Mission type | Orbiter (433 Eros) |
---|---|
Operator | NASA · APL |
COSPAR ID | 1996-008A |
SATCAT no. | 23784 |
Website | Official website |
Mission duration | 5 years, 21 days |
Spacecraft properties | |
Launch mass | 805 kg[1] |
Dry mass | 487 kilograms (1,074 lb) |
Power | 1,800 W |
Start of mission | |
Launch date | February 17, 1996UTC | 20:43:27
Rocket | Delta II 7925-8 |
Launch site | Cape Canaveral LC-17B |
End of mission | |
Last contact | February 28, 2001 | ~00:00 UTC
Landing date | February 12, 2001 | 20:01 UTC
Landing site | South of Himeros crater, 433 Eros |
Flyby of 253 Mathilde | |
Closest approach | June 27, 1997 | 12:56 UTC
Distance | 1,212 kilometers (753 mi) |
433 Eros orbiter | |
Orbital insertion | February 14, 2000 | 15:33 UTC
Orbits | 230 orbits[2] |
Official insignia of the NEAR Shoemaker mission |
Near Earth Asteroid Rendezvous – Shoemaker (NEAR Shoemaker), renamed after its 1996 launch in honor of planetary scientist Eugene Shoemaker, was a robotic space probe designed by the Johns Hopkins University Applied Physics Laboratory for NASA to study the near-Earth asteroid Eros from close orbit over a period of a year.
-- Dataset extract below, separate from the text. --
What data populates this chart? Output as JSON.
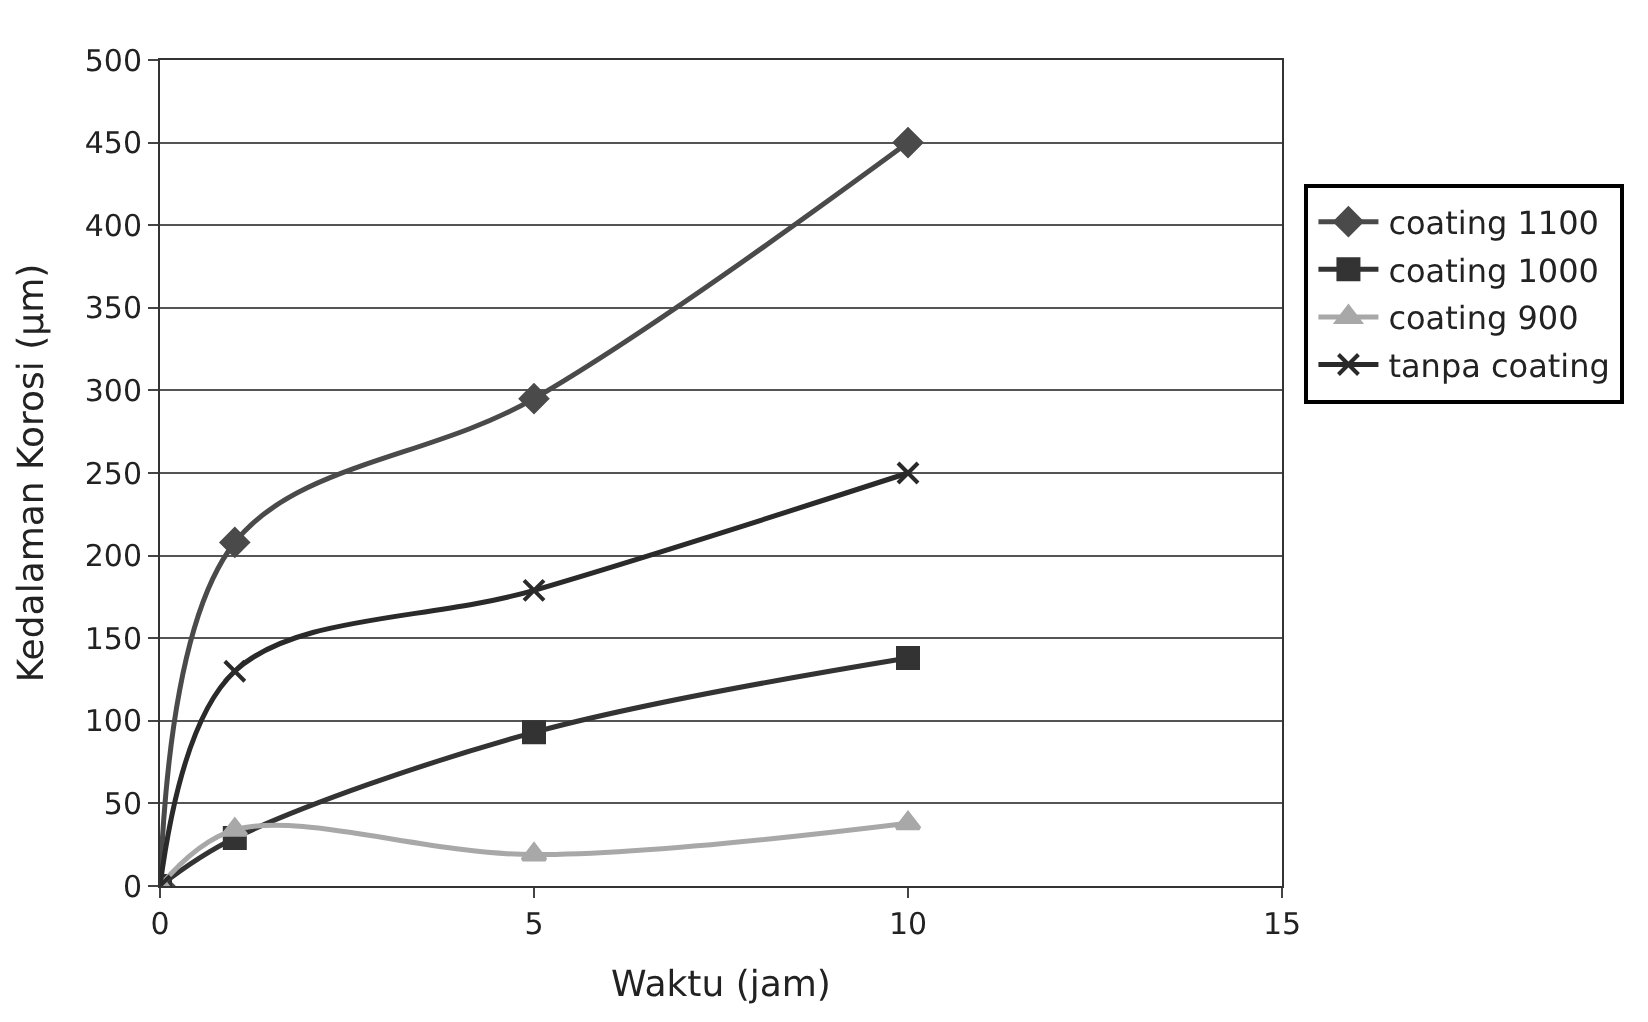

It was the first spacecraft to orbit an asteroid and land on it successfully.[3] In February 2000, the mission closed in on the asteroid and orbited it. On February 12, 2001, Shoemaker touched down on the asteroid and was terminated just over two weeks later.[3]
The primary scientific objective of NEAR was to return data on the bulk properties, composition, mineralogy, morphology, internal mass distribution, and magnetic field of Eros. Secondary objectives include studies of regolith properties, interactions with the solar wind, possible current activity as indicated by dust or gas, and the asteroid spin state. This data was used to help understand the characteristics of asteroids in general, their relationship to meteoroids and comets, and the conditions in the early Solar System. To accomplish these goals, the spacecraft was equipped with an X-ray/gamma-ray spectrometer, a near-infrared imaging spectrograph, a multi-spectral camera fitted with a CCD imaging detector, a laser rangefinder, and a magnetometer. A radio science experiment was also performed using the NEAR tracking system to estimate the gravity field of the asteroid. The total mass of the instruments was 56 kg (123 lb), requiring 80 watts of power.